Some candidates lose because they are out-organized, others because they are out-funded. Rick Santorum may have lost because his campaign just wasn’t good enough at paperwork.
Santorum, who finally threw in the towel Tuesday, failed to take advantage of a number of critical opportunities, particularly Michigan in February and Ohio on Super Tuesday. But the real missed opportunity for the former Pennsylvania senator wasn’t in a tight Rust Belt primary—it was before the race even began. In Ohio and Illinois, not to mention the upcoming primaries in Pennsylvania and West Virginia, he did not file full slates of delegates, leaving at least 10 delegates on the table in Ohio and Illinois combined. If his campaign had gone through Pennsylvania and beyond, his filing failures would have continued to cost him.
The 10 delegates Santorum missed out on were relatively meaningless in the big picture. Although winning them would have made the delegate math slightly closer, their real impact was to change the narrative prior to these primaries. Instead of homing in a social conservative-versus-moderate narrative, the national media covered Santorum’s delegate woes, and Mitt Romney’s campaign did not hesitate to emphasize them.

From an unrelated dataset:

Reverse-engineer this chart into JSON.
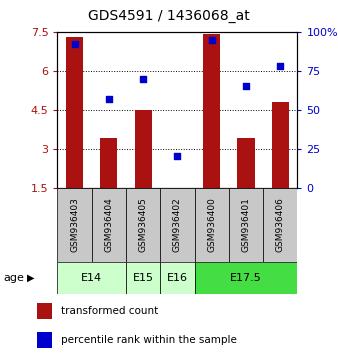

The delegate failures undermined Santorum’s efforts to depict himself as a David fighting Romney’s comparatively well-funded Goliath. Instead of looking like an underdog, his campaign looked like a Mickey Mouse operation.
Santorum always faced the obstacle of having to establish credibility. He lost his last campaign in Pennsylvania by a landslide and was an asterisk in national polling until the eve of the Iowa caucuses, where he famously campaigned “in a truck with a guy named Chuck,” riding shotgun in a pickup from pizza parlor to pizza parlor in rural Iowa. But in the process of trying to scrape his way into relevancy, he hadn’t prepared for what he called “a miracle campaign” in the speech he delivered announcing the end of his presidential bid. The problem with his campaign, as Obama delegate counter Jeff Berman pointed out to The Daily Beast: “What’s the point of a longshot candidacy if you’re not prepared when you catch fire?”
These were not the Santorum campaign’s only ballot woes. He did not qualify for the ballot in Virginia—where only Romney and Ron Paul met the commonwealth’s stringent regulations for its Super Tuesday contest—or in Washington, D.C.’s winner-take-all primary. This particularly hurt him in Virginia, as it left Romney a virtul shoo-in to sweep the state and the former Massachusetts governor was virtually assured an overall Super Tuesday delegate win before the first vote was cast.
Santorum’s failure to make the ballot in Virginia was no surprise. It was known that only Paul and Romney would be on the ballot before the Iowa caucuses. But Santorum’s failure to file for the necessary delegates in states where he was on the ballot made headlines.
Before critical primaries in Ohio and Illinois, the national media would slowly realize that Santorum had fallen short of attaining delegates in several congressional districts, and this theme was already emerging in Pennsylvania. The result lent a “Keystone Kops” air to Santorum’s campaign and undermined his otherwise credible arguments about the shakiness of the conventional wisdom about the delegate count.
If Santorum had managed to file all his delegates, it might not have been enough to carry him to the GOP nomination. But it would have been a significant boost. If his campaign had been able to spend all of its time pushing out its message prior to Super Tuesday, rather than defending its competence, that might have been enough to carry Santorum over the top in Ohio. After all, he only lost the state by 10,000 votes A win there would have changed the race's momentum. But just as Richard III may have lost Bosworth Field for want of a nail, Santorum may have lost the presidency for want of a full delegate slate in Ohio.